I caught the first Sunday show, Kevin Allison's storytelling show Risk! at the Bagdad. Comedians tell stories about risque moments based around a theme. Sean Patton, with his gruff delivery and vaudevillian moves, told a show-stealin' story about going back to a crazy fan's house. Baron Vaughn's gay thug story was also delightful, but Adam Newman delivered the most universal message from Bridgetown comedians on the last day of the fest. "I feel bad. I keep taking all your delicious Portland food, and turning it into diarrhea."

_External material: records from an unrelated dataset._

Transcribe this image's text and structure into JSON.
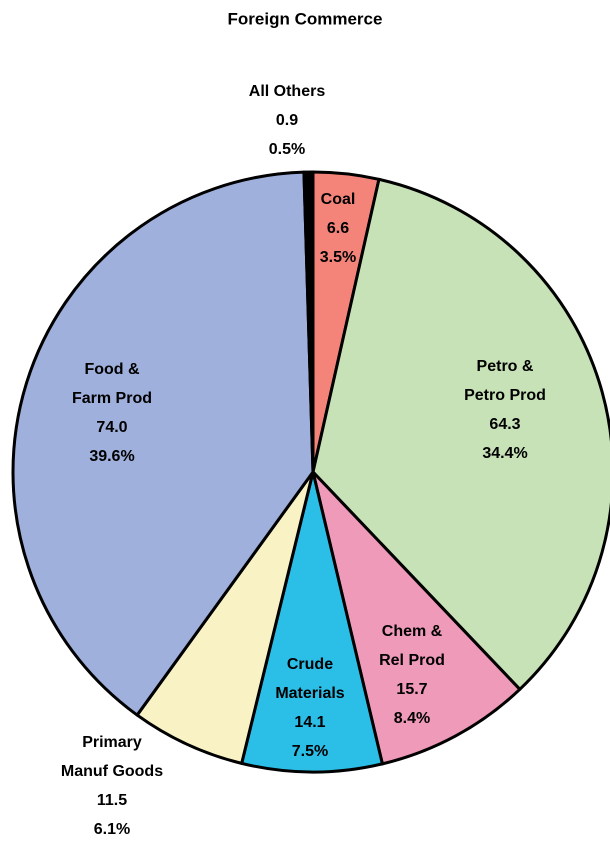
{
  "chart_data": {
    "type": "pie",
    "title": "Foreign Commerce",
    "categories": [
      [
        "Coal"
      ],
      [
        "Petro &",
        "Petro Prod"
      ],
      [
        "Chem &",
        "Rel Prod"
      ],
      [
        "Crude",
        "Materials"
      ],
      [
        "Primary",
        "Manuf Goods"
      ],
      [
        "Food &",
        "Farm Prod"
      ],
      [
        "All Others"
      ]
    ],
    "values": [
      6.6,
      64.3,
      15.7,
      14.1,
      11.5,
      74.0,
      0.9
    ],
    "value_labels": [
      "6.6",
      "64.3",
      "15.7",
      "14.1",
      "11.5",
      "74.0",
      "0.9"
    ],
    "percents": [
      3.5,
      34.4,
      8.4,
      7.5,
      6.1,
      39.6,
      0.5
    ],
    "percent_labels": [
      "3.5%",
      "34.4%",
      "8.4%",
      "7.5%",
      "6.1%",
      "39.6%",
      "0.5%"
    ],
    "colors": [
      "#f4847a",
      "#c8e2b8",
      "#ee9ab8",
      "#2bbfe8",
      "#f8f2c4",
      "#9fb0dc",
      "#000000"
    ]
  }
}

Then it was some late-night antics at the Eagles Lodge for this girl (related: I keep drifting into daydreams about the velvety kisses of my pillow and piling warm cats on my reclining frame). The first show had too many styles, not enough momentum, and some drunken rambling. Jamie Lee did fantastic though, as did stalwart funnymaker Anthony Lopez, and the quirky, cartoon-voiced Mary Mack. The real draw was the late-night Erotic Fan-Fiction competition with a host of performers reading sexy/gross erotica. Covering Law & Order: SVU, Angry Birds, Grimm, Lord of the Rings, and Friday Night Lights, a whole shit-ton of dirty dirty acts were committed by your favorite fictional characters. It was fucking hysterical, and while I think Emily Heller's story about Ice-T's sodomizing ponytail probably should've won, it was Alex Koll's tale of Angry Birds' pig-on-bird love that got the glory. But that was just the pre-written fan-fic portion of the show—in the other room, five other comedians were penning on-the-spot dirty tales with audience's topic suggestions. Aparna Nancherla killed it with her Dora the Explorer story, narrowly beating out Ian Karmel's "Lemon Party," where Liz Lemon gets sent through the Dot Com and Grizz gauntlet. Truly it was the Eagles Lodge's security guard who made the show transcendental—skulking around stage left and shaking his head every time "plum-colored party ripples" were invoked in the name of vaginas. Funny, funny business.

It was too much of a good thing, but Bridgetown always is.